Stocks wobbled, the dollar slipped and bond yields jumped after a rating downgrade highlighted worries about the cost of President Trump’s policies and the health of the economy.
Turbulent trading hit financial markets on Monday, with U.S. stocks fluctuating while bonds and the dollar lost value, an ugly combination that suggests sentiment is souring on the outlook for the world’s largest economy.
The S&P 500 index dropped in early trading, but recovered to trade roughly flat in the afternoon. Bond markets shuddered, with U.S. Treasury prices falling and their yields, which underpin interest rates across the economy, rising. The 10-year yield jumped to just under 4.5 percent. The dollar also fell, with a gauge of its value against other major currencies slipping 0.7 percent.
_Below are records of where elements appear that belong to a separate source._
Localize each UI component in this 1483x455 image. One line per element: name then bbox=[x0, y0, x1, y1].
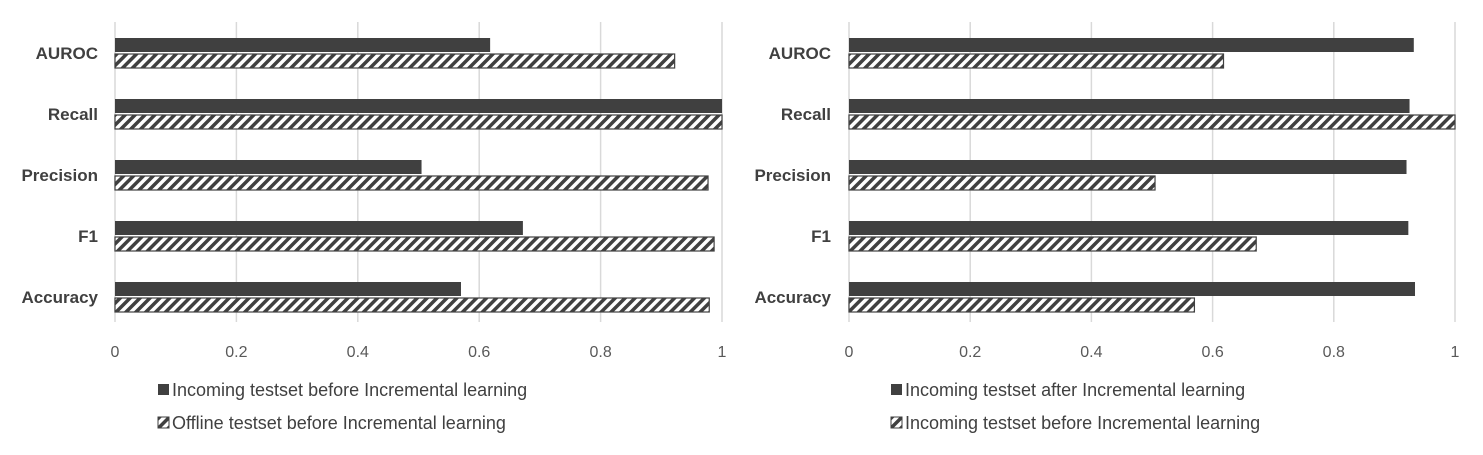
category-label: AUROC bbox=[36, 44, 98, 63]
bar-series-1 bbox=[849, 38, 1414, 52]
legend-label: Incoming testset after Incremental learn… bbox=[905, 380, 1245, 400]
bar-series-2 bbox=[114, 114, 723, 130]
bar-series-2 bbox=[114, 53, 676, 69]
bar-series-2 bbox=[848, 175, 1156, 191]
legend-swatch bbox=[890, 416, 903, 429]
legend-label: Incoming testset before Incremental lear… bbox=[905, 413, 1260, 433]
category-label: Precision bbox=[21, 166, 98, 185]
category-label: AUROC bbox=[769, 44, 831, 63]
bar-series-1 bbox=[115, 282, 461, 296]
x-tick-label: 0.4 bbox=[347, 344, 369, 361]
category-label: Recall bbox=[781, 105, 831, 124]
category-label: Accuracy bbox=[754, 288, 831, 307]
x-tick-label: 1 bbox=[718, 344, 727, 361]
x-tick-label: 1 bbox=[1451, 344, 1460, 361]
legend-swatch bbox=[157, 416, 170, 429]
category-label: F1 bbox=[811, 227, 831, 246]
bar-series-1 bbox=[849, 221, 1409, 235]
category-label: Accuracy bbox=[21, 288, 98, 307]
x-tick-label: 0.8 bbox=[1323, 344, 1345, 361]
bar-series-1 bbox=[849, 99, 1410, 113]
bar-series-2 bbox=[848, 297, 1196, 313]
bar-series-2 bbox=[114, 297, 710, 313]
bar-series-1 bbox=[115, 99, 722, 113]
x-tick-label: 0 bbox=[111, 344, 120, 361]
legend-swatch bbox=[891, 384, 902, 395]
bar-series-1 bbox=[849, 160, 1407, 174]
x-tick-label: 0.6 bbox=[468, 344, 490, 361]
x-tick-label: 0.2 bbox=[959, 344, 981, 361]
category-label: Precision bbox=[754, 166, 831, 185]
bar-series-1 bbox=[115, 160, 422, 174]
category-label: F1 bbox=[78, 227, 98, 246]
bar-series-2 bbox=[114, 175, 709, 191]
category-label: Recall bbox=[48, 105, 98, 124]
bar-series-1 bbox=[115, 221, 523, 235]
chart-panel-1: 0 0.2 0.4 0.6 0.8 1 AUROC Recall Precision F1 Accu… bbox=[21, 22, 727, 433]
legend-swatch bbox=[158, 384, 169, 395]
legend-label: Offline testset before Incremental learn… bbox=[172, 413, 506, 433]
chart-panel-2: 0 0.2 0.4 0.6 0.8 1 AUROC Recall Precision F1 Accu… bbox=[754, 22, 1460, 433]
bar-series-2 bbox=[114, 236, 715, 252]
x-tick-label: 0 bbox=[845, 344, 854, 361]
bar-series-2 bbox=[848, 53, 1225, 69]
x-tick-label: 0.4 bbox=[1080, 344, 1102, 361]
bar-series-1 bbox=[115, 38, 491, 52]
x-tick-label: 0.8 bbox=[589, 344, 611, 361]
bar-series-2 bbox=[848, 236, 1257, 252]
legend-label: Incoming testset before Incremental lear… bbox=[172, 380, 527, 400]
x-tick-label: 0.2 bbox=[225, 344, 247, 361]
x-tick-label: 0.6 bbox=[1201, 344, 1223, 361]
bar-series-1 bbox=[849, 282, 1416, 296]
bar-series-2 bbox=[848, 114, 1456, 130]
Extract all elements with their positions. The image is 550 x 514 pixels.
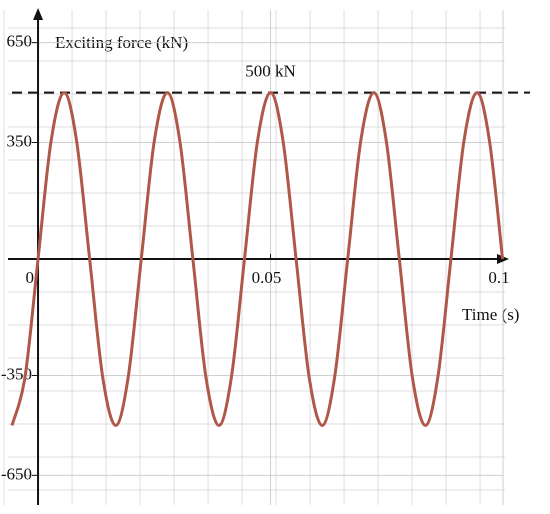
x-axis-arrow — [497, 254, 509, 264]
x-tick-label: 0.05 — [252, 268, 282, 287]
y-tick-label: 350 — [7, 131, 33, 150]
force-line — [10, 91, 505, 427]
reference-label: 500 kN — [245, 61, 296, 80]
x-tick-label: 0.1 — [488, 268, 509, 287]
y-tick-label: 650 — [7, 32, 33, 51]
x-axis-label: Time (s) — [462, 305, 519, 324]
y-axis-arrow — [33, 8, 44, 20]
x-tick-label: 0 — [26, 268, 35, 287]
y-tick-label: -650 — [1, 464, 32, 483]
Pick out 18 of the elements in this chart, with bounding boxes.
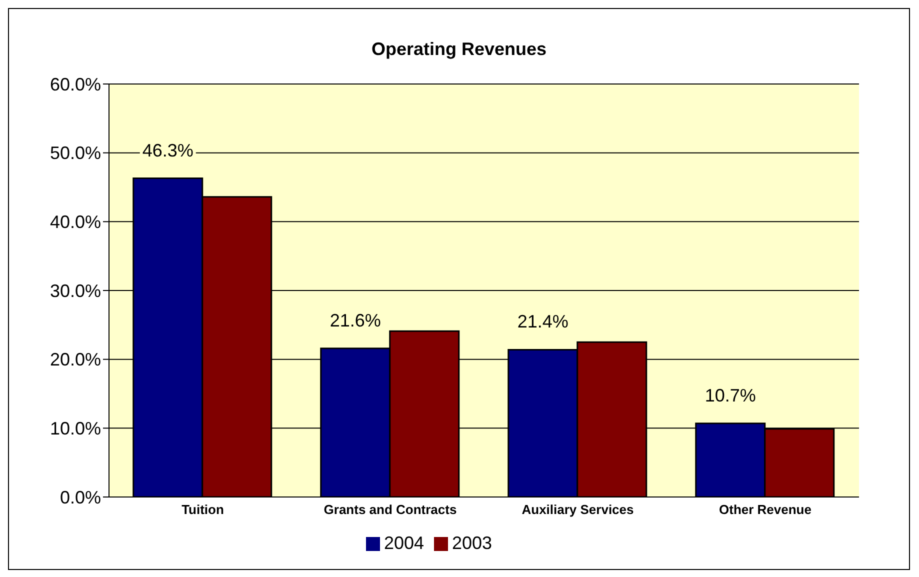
y-tick-label: 20.0% [50, 350, 101, 370]
y-tick-label: 60.0% [50, 74, 101, 94]
y-tick-label: 0.0% [60, 487, 101, 508]
x-tick-label: Grants and Contracts [324, 502, 457, 518]
y-tick-label: 50.0% [50, 143, 101, 164]
x-tick-label: Other Revenue [719, 502, 812, 518]
x-tick-label: Tuition [182, 502, 224, 518]
data-label: 21.6% [330, 310, 381, 330]
legend-label: 2003 [452, 533, 492, 553]
y-tick-label: 10.0% [50, 418, 101, 439]
x-tick-label: Auxiliary Services [522, 502, 634, 518]
data-label: 46.3% [142, 140, 194, 160]
y-tick-label: 30.0% [50, 280, 101, 301]
data-label: 10.7% [704, 385, 756, 406]
legend-label: 2004 [384, 533, 424, 553]
y-tick-label: 40.0% [50, 212, 101, 232]
chart-title: Operating Revenues [370, 39, 548, 60]
data-label: 21.4% [517, 312, 568, 332]
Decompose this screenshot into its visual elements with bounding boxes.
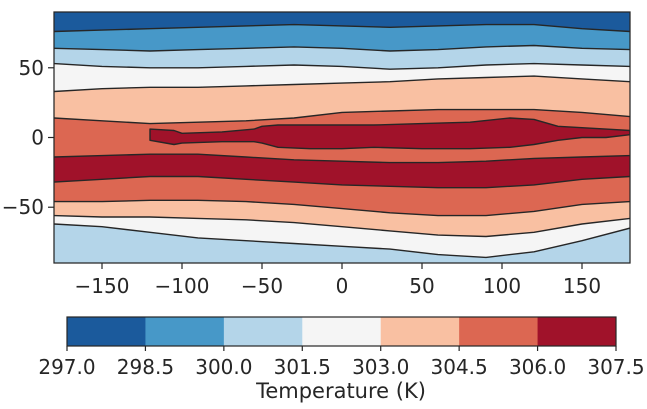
- contour-band: [54, 224, 630, 263]
- colorbar-tick-label: 304.5: [431, 355, 488, 379]
- x-tick-label: −150: [75, 274, 130, 298]
- contour-line: [54, 108, 630, 125]
- contour-line: [54, 75, 630, 93]
- contour-band: [54, 24, 630, 51]
- y-tick-label: 50: [19, 56, 44, 80]
- colorbar-segment: [302, 317, 382, 346]
- contour-band: [54, 63, 630, 92]
- contour-band: [54, 215, 630, 258]
- colorbar-tick-label: 297.0: [38, 355, 95, 379]
- contour-line: [54, 214, 630, 238]
- contour-lines: [54, 23, 630, 259]
- x-tick-label: 50: [409, 274, 434, 298]
- contour-line: [54, 23, 630, 33]
- colorbar-tick-label: 298.5: [117, 355, 174, 379]
- plot-area: [54, 12, 630, 263]
- contour-line: [54, 153, 630, 164]
- colorbar-segment: [459, 317, 539, 346]
- x-tick-label: −50: [241, 274, 283, 298]
- y-tick-label: −50: [2, 195, 44, 219]
- colorbar-segment: [537, 317, 617, 346]
- colorbar-frame: [66, 316, 617, 347]
- colorbar-segment: [223, 317, 303, 346]
- colorbar-segment: [380, 317, 460, 346]
- x-tick-label: 0: [336, 274, 349, 298]
- contour-line: [54, 44, 630, 52]
- contour-band: [54, 200, 630, 237]
- x-tick-label: 100: [483, 274, 521, 298]
- contour-line: [54, 62, 630, 70]
- contour-line: [54, 223, 630, 259]
- hot-core-region: [149, 117, 630, 150]
- colorbar: 297.0 298.5 300.0 301.5 303.0 304.5 306.0 307.5: [38, 316, 645, 379]
- colorbar-tick-label: 307.5: [587, 355, 644, 379]
- y-axis: −50 0 50: [2, 56, 54, 219]
- colorbar-tick-label: 301.5: [274, 355, 331, 379]
- contour-core-306: [149, 117, 630, 150]
- colorbar-tick-label: 300.0: [195, 355, 252, 379]
- contour-band: [54, 176, 630, 216]
- y-tick-label: 0: [31, 126, 44, 150]
- x-tick-label: −100: [155, 274, 210, 298]
- contour-bands: [54, 12, 630, 263]
- colorbar-tick-label: 303.0: [352, 355, 409, 379]
- contour-band: [54, 45, 630, 70]
- contour-band: [54, 154, 630, 188]
- contour-line: [54, 199, 630, 217]
- x-tick-label: 150: [563, 274, 601, 298]
- colorbar-segment: [67, 317, 146, 346]
- colorbar-tick-label: 306.0: [509, 355, 566, 379]
- x-axis: −150 −100 −50 0 50 100 150: [75, 263, 601, 298]
- contour-line: [54, 175, 630, 189]
- colorbar-label: Temperature (K): [255, 379, 426, 403]
- colorbar-segment: [145, 317, 225, 346]
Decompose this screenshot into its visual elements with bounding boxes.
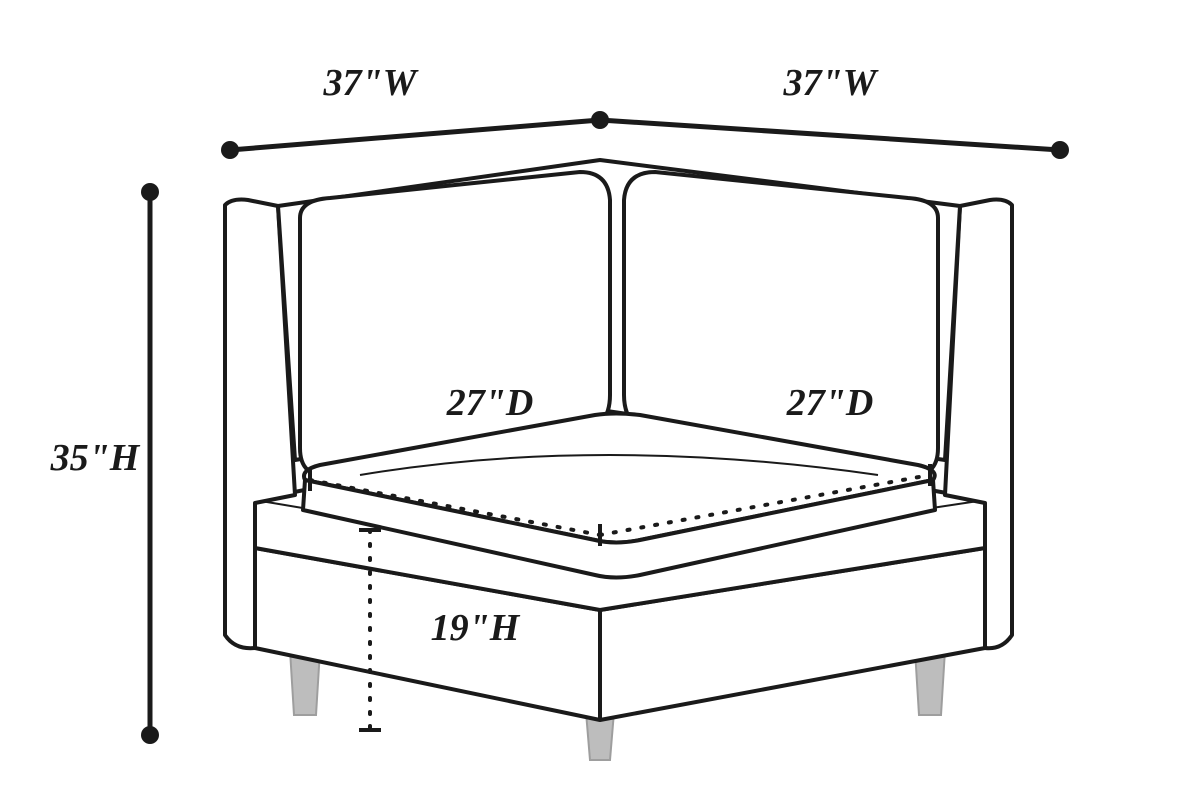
dim-dot (141, 726, 159, 744)
dim-dot (141, 183, 159, 201)
dim-line-width-left (230, 120, 600, 150)
dim-dot (1051, 141, 1069, 159)
label-depth-right: 27"D (786, 382, 874, 424)
corner-wedge-illustration (225, 160, 1012, 760)
label-seat-height: 19"H (431, 607, 521, 649)
label-height: 35"H (50, 437, 141, 479)
dimension-diagram: 37"W 37"W 35"H 27"D 27"D 19"H (0, 0, 1200, 800)
label-width-left: 37"W (323, 62, 420, 104)
label-width-right: 37"W (783, 62, 880, 104)
dim-dot (221, 141, 239, 159)
label-depth-left: 27"D (446, 382, 534, 424)
dim-line-width-right (600, 120, 1060, 150)
dim-dot (591, 111, 609, 129)
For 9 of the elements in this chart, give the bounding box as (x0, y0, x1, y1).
One factor jarring markets is a bill in Congress that would make President Trump’s signature 2017 tax cuts permanent and could add trillions of dollars to federal debt. A House committee voted to approve the bill Sunday night, although it was expected to remain a focus of contentious congressional debate.
The United States’ loss of its last triple-A credit rating late on Friday and mounting concerns about government debt have threatened to disrupt the relative calm in markets that has prevailed since Mr. Trump paused many of his tariffs in recent weeks.
In downgrading the U.S. credit rating, Moody’s cited the tax cut legislation along with broader concerns about the fiscal deficit and growing debt costs. The move by Moody’s means that all three major rating agencies no longer consider the United States qualified for their top credit ratings.
The U.S. credit rating downgrade and worries about debt and deficits could further upset financial markets if they begin to shake the safe-haven status of Treasury bonds. That would likely spur global investors to demand higher premiums in return for buying U.S. debt.